By default the value is 5,000,000 bytes which was equivalent to ~1.5 sec of video. I was able to almost completely eliminate the delay by reducing the value to 200,000.

0
curtiss On

Usually the buffering for stdout is disabled in case of console output. If you run ffmpeg from code, the buffering is enabled, so you will get your data only when the buffer is full or the command ends.

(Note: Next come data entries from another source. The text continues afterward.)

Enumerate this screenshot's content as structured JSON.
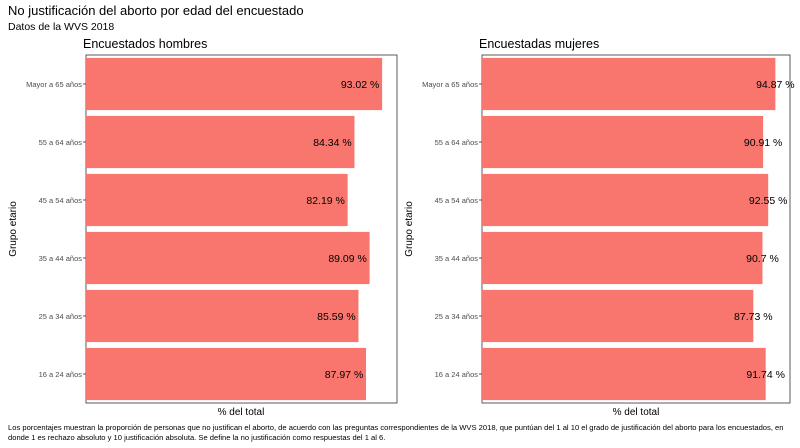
{
  "title": "No justificación del aborto por edad del encuestado",
  "subtitle": "Datos de la WVS 2018",
  "caption": "Los porcentajes muestran la proporción de personas que no justifican el aborto, de acuerdo con las preguntas correspondientes de la WVS 2018, que puntúan del 1 al 10 el grado de justificación del aborto para los encuestados, en donde 1 es rechazo absoluto y 10 justificación absoluta. Se define la no justificación como respuestas del 1 al 6.",
  "colors": {
    "bar": "#F8766D",
    "frame": "#333333"
  },
  "chart_data": [
    {
      "type": "bar",
      "orientation": "horizontal",
      "title": "Encuestados hombres",
      "xlabel": "% del total",
      "ylabel": "Grupo etario",
      "categories": [
        "Mayor a 65 años",
        "55 a 64 años",
        "45 a 54 años",
        "35 a 44 años",
        "25 a 34 años",
        "16 a 24 años"
      ],
      "values": [
        93.02,
        84.34,
        82.19,
        89.09,
        85.59,
        87.97
      ],
      "labels": [
        "93.02 %",
        "84.34 %",
        "82.19 %",
        "89.09 %",
        "85.59 %",
        "87.97 %"
      ],
      "xlim": [
        0,
        97.7
      ],
      "grid": false
    },
    {
      "type": "bar",
      "orientation": "horizontal",
      "title": "Encuestadas mujeres",
      "xlabel": "% del total",
      "ylabel": "Grupo etario",
      "categories": [
        "Mayor a 65 años",
        "55 a 64 años",
        "45 a 54 años",
        "35 a 44 años",
        "25 a 34 años",
        "16 a 24 años"
      ],
      "values": [
        94.87,
        90.91,
        92.55,
        90.7,
        87.73,
        91.74
      ],
      "labels": [
        "94.87 %",
        "90.91 %",
        "92.55 %",
        "90.7 %",
        "87.73 %",
        "91.74 %"
      ],
      "xlim": [
        0,
        99.6
      ],
      "grid": false
    }
  ]
}
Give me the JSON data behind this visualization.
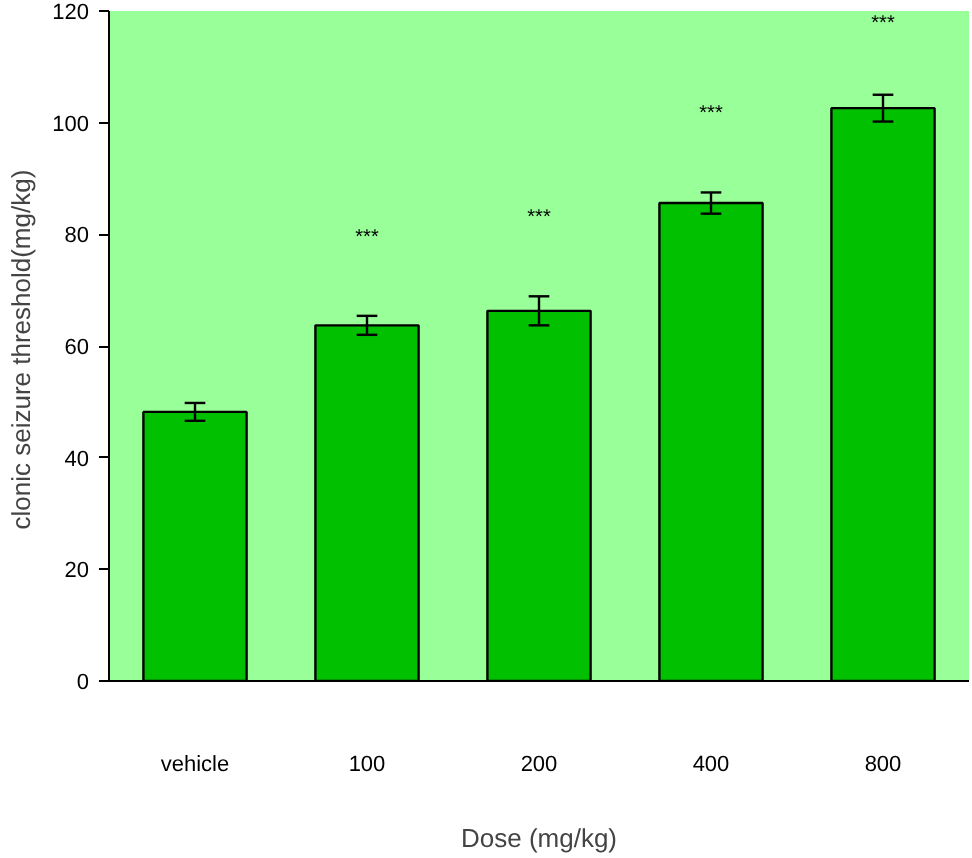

You have to eliminate the stdout buffering of your os. On windows its impossible imo, but on ubuntu for ex. There is http://manpages.ubuntu.com/manpages/maverick/man1/stdbuf.1.html

0
Mikael Finstad On

As some already pointed out, one way is to transcode the video using ffmpeg and choose a small GOP size, e.g. -g 1. This works for me, and gives a latency of a few hundred ms delay from the IP camera to the html5 <video> element when using MediaSource. My guess is that when you set your GOP to 1 on the camera, it doesn't actually give you every frame as a keyframe, but rather 1 keyframe per second.

However for my use case, transcoding is not an option, so what was the key to reducing latency to a few hundred ms was to add the ffmpeg option -frag_duration 100. This makes ffmpeg create very small MP4f fragments and give out a quick and steady stream of packets to stdout instead of batching them to 1-2 seconds.

1
Brian Adams On

I solved the latency issue by using the -g option to set the number of frames in the group. In my case I used -g 2. I suspect that if you don't make it explicit, the fragment either waits for the source to provide the keyframe or uses a really large default value to generate the keyframe before closing off the fragment and dumping it to stdout.